There’s definitely North American discipline from the E&P sector out here, but there is also a supply chain constraints that have continued to kind of be felt throughout the entire year this year. I do think coming out of the pandemic, we’ve had a consolidation across the industry, what you’ve been left. And this is something we’ve talked about quite a bit, too, is you’ve been left with less companies and those companies that have the size, the scale, balance sheet, things of that nature to be able to continue to drill and operate.

And the majority of those companies are drilling and investing in a way that’s more disciplined than what was in favor prior to the pandemic. So I think it’s really 3 or 4 different things that have kind of come together to limit U.S. growth. And quite frankly, a lot of those things that I’ve talked about are not necessarily transitory in nature. Some of these things will really continue into 2023 as well. And so that’s why I’d say entering 2023, again, I suspect our forecast on the oil side will probably be a little bit to the low end of many of the numbers that you’re seeing out there.

Neil Mehta

Yes, that’s helpful. And then a follow-up just on the balance sheet. You guys are clearly have a fortress balance sheet position in a net cash position now. Just talk — remind us again how you’re thinking about minimum cash balances? And what is the Pareto optimal capital structure as you think about your leverage profile?

Ezra Yacob

Yes, Neil, thank you for bringing that up. It’s something that we’re exceptionally proud of. We’ve always said that in a cyclical industry such as ours, the best thing you can have is not just a strong but a real pristine balance sheet. There’s never really been a cash target for us, and there’s not one now. We’re thrilled to be, as you kind of said, in a unique position where we’re able to strengthen the balance sheet this year, but at the same time, return just over $5 billion, $5.1 billion to our shareholders.

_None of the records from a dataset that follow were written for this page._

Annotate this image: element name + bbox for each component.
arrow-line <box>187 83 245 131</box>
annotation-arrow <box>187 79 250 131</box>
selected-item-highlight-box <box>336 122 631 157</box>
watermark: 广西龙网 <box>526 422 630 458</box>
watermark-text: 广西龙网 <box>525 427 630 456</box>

We’ve — as far as the ultimate balance sheet, we have a couple of strategic things. We do have a $5 billion buyback authorization. We’ve talked about using that opportunistically. That’s a compelling strategy to go ahead and carry a little more cash on the balance sheet than what we’ve done historically. But really, the strategy overall for the company is aimed at creating value in the long run and managing the balance sheet to make counter-cyclic investments is a big piece of that. We’ve talked about having operational and reserve cash just to stay out of commercial paper.

But at the end of the day, when we think about it in a cyclical industry, like I said, the balance sheet provides a lot of optionality to create value. We’re committed to delivering on our free cash flow priorities, and that’s — it’s founded in growing a sustainable regular dividend, but it also contemplates the minimum commitment of 60% of free cash flow. And both of those are supported by having a very strong balance sheet and, just in general, being focused on doing the right thing at the right time to maximize long-term shareholder returns.

Operator

That concludes the question-and-answer session. I will now pass the call back over to Mr. Yacob for final remarks.

Ezra Yacob

Thank you. We want to thank everyone for participating in the call this morning. And we especially want to thank our employees. They’ve delivered another outstanding quarter for all of EOG’s shareholders. Thank you for listening.

Operator

That concludes the conference call. Thank you for your participation. You may now disconnect your lines.